The Importance of Rent Price
Price the rent correctly. Don’t just cover your mortgage payment, make sure your taxes and insurance are covered, as well. Add an additional ten percent for vacancies and repairs.
A licensed real estate agent can help you determine a rental price based on the property’s features that the market will support. Just like an overpriced home, if a rental property’s monthly rent is priced too high above the market, it will sit vacant.
You can use the first year as a landlord to learn how best to approach your bookkeeping, maintenance procedures, and communications. Expect to get a few late-night and/or weekend maintenance calls. You’ll need to be prepared to respond promptly.

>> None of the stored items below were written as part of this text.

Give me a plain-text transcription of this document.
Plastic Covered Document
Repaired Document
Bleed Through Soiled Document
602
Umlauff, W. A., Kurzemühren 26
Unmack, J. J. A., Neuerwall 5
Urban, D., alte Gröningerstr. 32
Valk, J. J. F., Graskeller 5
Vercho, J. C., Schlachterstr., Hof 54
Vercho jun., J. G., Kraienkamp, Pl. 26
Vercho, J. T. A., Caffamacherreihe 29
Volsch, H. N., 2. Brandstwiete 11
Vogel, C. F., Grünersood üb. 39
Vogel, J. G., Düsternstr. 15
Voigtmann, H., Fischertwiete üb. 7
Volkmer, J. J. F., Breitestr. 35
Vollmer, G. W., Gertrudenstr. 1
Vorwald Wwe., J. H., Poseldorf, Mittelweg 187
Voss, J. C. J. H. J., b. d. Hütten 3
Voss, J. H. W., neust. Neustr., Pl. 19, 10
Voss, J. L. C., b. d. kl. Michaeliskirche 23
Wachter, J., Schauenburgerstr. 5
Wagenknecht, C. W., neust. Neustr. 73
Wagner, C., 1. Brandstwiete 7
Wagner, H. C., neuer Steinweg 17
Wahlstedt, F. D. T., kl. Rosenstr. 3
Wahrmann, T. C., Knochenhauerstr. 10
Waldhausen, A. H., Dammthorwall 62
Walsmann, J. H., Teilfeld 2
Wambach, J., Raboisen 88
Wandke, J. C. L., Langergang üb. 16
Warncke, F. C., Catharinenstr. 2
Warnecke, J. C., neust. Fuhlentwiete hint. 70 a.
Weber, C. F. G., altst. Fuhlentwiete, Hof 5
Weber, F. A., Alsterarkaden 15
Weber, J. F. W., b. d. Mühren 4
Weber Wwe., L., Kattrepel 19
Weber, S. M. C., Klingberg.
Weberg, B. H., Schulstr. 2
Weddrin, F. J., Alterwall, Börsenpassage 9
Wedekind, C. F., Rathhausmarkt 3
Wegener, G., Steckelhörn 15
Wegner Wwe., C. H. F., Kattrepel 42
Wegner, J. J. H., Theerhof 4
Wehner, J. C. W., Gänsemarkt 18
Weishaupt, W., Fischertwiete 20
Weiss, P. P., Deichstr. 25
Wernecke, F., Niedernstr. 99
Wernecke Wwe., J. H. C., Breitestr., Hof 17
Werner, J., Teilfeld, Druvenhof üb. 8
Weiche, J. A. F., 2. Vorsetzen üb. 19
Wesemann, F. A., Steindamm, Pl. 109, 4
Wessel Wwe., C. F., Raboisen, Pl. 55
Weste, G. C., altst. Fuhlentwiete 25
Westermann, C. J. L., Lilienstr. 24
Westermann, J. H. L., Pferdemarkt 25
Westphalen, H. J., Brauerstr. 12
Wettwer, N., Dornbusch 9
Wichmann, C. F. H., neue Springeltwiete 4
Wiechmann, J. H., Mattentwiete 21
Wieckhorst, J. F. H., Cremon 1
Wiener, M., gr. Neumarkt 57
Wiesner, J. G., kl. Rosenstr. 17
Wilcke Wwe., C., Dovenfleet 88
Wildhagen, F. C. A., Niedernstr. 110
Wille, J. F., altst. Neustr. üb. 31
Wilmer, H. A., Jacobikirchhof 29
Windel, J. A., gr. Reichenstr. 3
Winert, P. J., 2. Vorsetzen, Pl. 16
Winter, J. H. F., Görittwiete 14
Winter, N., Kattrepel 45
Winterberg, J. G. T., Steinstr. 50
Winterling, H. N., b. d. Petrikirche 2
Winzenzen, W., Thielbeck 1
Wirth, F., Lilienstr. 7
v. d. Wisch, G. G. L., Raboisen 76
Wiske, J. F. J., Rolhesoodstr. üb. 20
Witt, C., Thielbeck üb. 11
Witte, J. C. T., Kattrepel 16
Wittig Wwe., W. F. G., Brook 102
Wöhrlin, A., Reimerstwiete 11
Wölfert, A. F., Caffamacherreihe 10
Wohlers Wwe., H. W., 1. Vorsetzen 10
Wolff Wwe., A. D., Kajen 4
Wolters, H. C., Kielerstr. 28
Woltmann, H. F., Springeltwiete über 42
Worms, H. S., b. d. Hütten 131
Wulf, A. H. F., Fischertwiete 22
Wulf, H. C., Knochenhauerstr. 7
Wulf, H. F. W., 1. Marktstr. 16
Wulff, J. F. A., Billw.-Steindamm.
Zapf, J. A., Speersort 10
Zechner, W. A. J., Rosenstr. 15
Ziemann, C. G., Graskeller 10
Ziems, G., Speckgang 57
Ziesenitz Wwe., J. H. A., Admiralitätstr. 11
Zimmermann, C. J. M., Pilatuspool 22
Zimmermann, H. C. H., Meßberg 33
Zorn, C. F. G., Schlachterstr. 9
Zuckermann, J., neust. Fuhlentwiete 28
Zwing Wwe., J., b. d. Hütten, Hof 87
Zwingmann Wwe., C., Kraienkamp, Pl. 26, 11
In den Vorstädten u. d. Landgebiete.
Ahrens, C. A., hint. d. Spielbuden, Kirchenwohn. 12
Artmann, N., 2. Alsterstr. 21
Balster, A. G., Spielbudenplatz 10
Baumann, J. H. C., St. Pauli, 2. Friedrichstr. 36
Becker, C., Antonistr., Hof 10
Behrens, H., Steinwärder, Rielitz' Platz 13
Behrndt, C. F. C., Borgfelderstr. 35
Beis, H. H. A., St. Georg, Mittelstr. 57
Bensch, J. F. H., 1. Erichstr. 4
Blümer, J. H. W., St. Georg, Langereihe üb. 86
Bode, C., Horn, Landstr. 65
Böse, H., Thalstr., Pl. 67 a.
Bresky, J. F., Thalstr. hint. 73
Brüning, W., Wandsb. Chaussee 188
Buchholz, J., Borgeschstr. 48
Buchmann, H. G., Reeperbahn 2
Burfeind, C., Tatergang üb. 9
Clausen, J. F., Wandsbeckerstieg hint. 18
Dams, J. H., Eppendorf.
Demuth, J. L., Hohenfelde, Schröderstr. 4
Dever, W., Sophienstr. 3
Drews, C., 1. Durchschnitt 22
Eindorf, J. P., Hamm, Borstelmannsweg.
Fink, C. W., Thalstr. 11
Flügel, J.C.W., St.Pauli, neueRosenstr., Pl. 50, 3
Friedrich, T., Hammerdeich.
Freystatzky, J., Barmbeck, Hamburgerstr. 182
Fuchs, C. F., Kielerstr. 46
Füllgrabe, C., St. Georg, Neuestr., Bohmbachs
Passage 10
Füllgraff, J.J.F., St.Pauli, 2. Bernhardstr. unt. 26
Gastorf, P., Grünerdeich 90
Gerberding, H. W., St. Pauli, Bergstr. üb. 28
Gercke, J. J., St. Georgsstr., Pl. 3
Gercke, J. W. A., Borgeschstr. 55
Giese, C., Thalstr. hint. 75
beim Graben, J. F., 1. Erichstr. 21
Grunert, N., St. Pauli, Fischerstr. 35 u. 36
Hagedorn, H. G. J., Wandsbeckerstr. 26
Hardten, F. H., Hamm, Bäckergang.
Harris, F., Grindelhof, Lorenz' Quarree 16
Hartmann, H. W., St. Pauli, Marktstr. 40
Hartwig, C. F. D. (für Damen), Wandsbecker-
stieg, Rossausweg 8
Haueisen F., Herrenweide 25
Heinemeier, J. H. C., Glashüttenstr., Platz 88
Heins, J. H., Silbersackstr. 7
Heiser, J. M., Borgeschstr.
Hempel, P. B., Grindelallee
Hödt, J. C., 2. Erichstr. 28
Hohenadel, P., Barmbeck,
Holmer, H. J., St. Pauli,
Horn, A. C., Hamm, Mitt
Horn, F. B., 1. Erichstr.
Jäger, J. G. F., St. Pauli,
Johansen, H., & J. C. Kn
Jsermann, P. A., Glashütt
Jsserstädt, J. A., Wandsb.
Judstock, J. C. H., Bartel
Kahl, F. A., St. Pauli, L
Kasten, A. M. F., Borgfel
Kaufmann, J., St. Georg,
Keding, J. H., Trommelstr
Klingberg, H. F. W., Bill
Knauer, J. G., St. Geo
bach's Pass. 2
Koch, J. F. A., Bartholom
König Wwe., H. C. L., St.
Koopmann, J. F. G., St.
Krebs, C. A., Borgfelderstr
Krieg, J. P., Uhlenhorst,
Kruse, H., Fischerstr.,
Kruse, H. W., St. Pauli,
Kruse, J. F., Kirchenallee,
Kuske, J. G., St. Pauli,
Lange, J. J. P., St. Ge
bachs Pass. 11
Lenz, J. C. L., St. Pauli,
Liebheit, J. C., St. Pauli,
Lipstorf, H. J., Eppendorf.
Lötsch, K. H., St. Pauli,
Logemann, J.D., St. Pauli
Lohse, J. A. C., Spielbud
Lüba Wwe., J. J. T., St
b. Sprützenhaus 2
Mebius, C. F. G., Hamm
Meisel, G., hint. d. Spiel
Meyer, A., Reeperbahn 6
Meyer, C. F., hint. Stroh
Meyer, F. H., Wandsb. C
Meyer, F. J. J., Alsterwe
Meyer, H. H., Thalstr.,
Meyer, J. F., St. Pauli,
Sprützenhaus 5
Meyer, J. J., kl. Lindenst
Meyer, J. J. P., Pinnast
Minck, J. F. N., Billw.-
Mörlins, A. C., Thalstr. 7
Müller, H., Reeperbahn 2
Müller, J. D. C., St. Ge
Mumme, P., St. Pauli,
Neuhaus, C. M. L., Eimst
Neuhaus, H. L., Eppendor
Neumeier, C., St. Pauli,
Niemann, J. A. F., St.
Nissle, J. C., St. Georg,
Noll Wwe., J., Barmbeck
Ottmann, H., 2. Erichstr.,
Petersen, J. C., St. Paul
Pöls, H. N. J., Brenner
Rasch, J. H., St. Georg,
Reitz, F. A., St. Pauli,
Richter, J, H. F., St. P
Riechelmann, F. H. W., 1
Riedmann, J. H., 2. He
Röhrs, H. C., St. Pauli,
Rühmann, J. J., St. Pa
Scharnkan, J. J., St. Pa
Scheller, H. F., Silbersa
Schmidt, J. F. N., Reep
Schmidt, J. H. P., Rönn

Finding a keeping good tenants is vital for rental income stability. You want to keep your tenants happy. If you take a week to fix their air conditioner, don’t respond in a timely manner to requests, or stick them with a repair you are responsible for, they are going to move out at the end of the lease if not before. The less tenant turnover you have, the fewer vacancy periods you’ll have to cover. Treat good tenants like customers you want to keep. Kindness and courtesy go a long way in maintaining positive tenant-landlord relationships, but don’t get too friendly. Be firm about timely rent payments and other tenant responsibilities.
Managing the Property
For your first property, you definitely have the advantage if you’re handy. Making repairs yourself rather than calling a plumber, electrician, or other contractor every time something breaks can save you a lot of money, if you know how to do it correctly.
If you don’t want to manage the property yourself, a professional real estate management company can handle the landlord duties for you. They will change a percentage of the monthly rent, so this option will only work if you will still maintain positive cash flow. And remember, even if the property is professionally managed, the ultimate responsibility for maintaining the property and ensuring all landlord-tenant laws are followed still falls on you as the owner.
These are some of the issues to keep in mind when deciding to make money from rental income. While it can appear daunting at first, becoming a landlord can be relatively easy – and lucrative – if you follow the steps to determine the method that is best for you.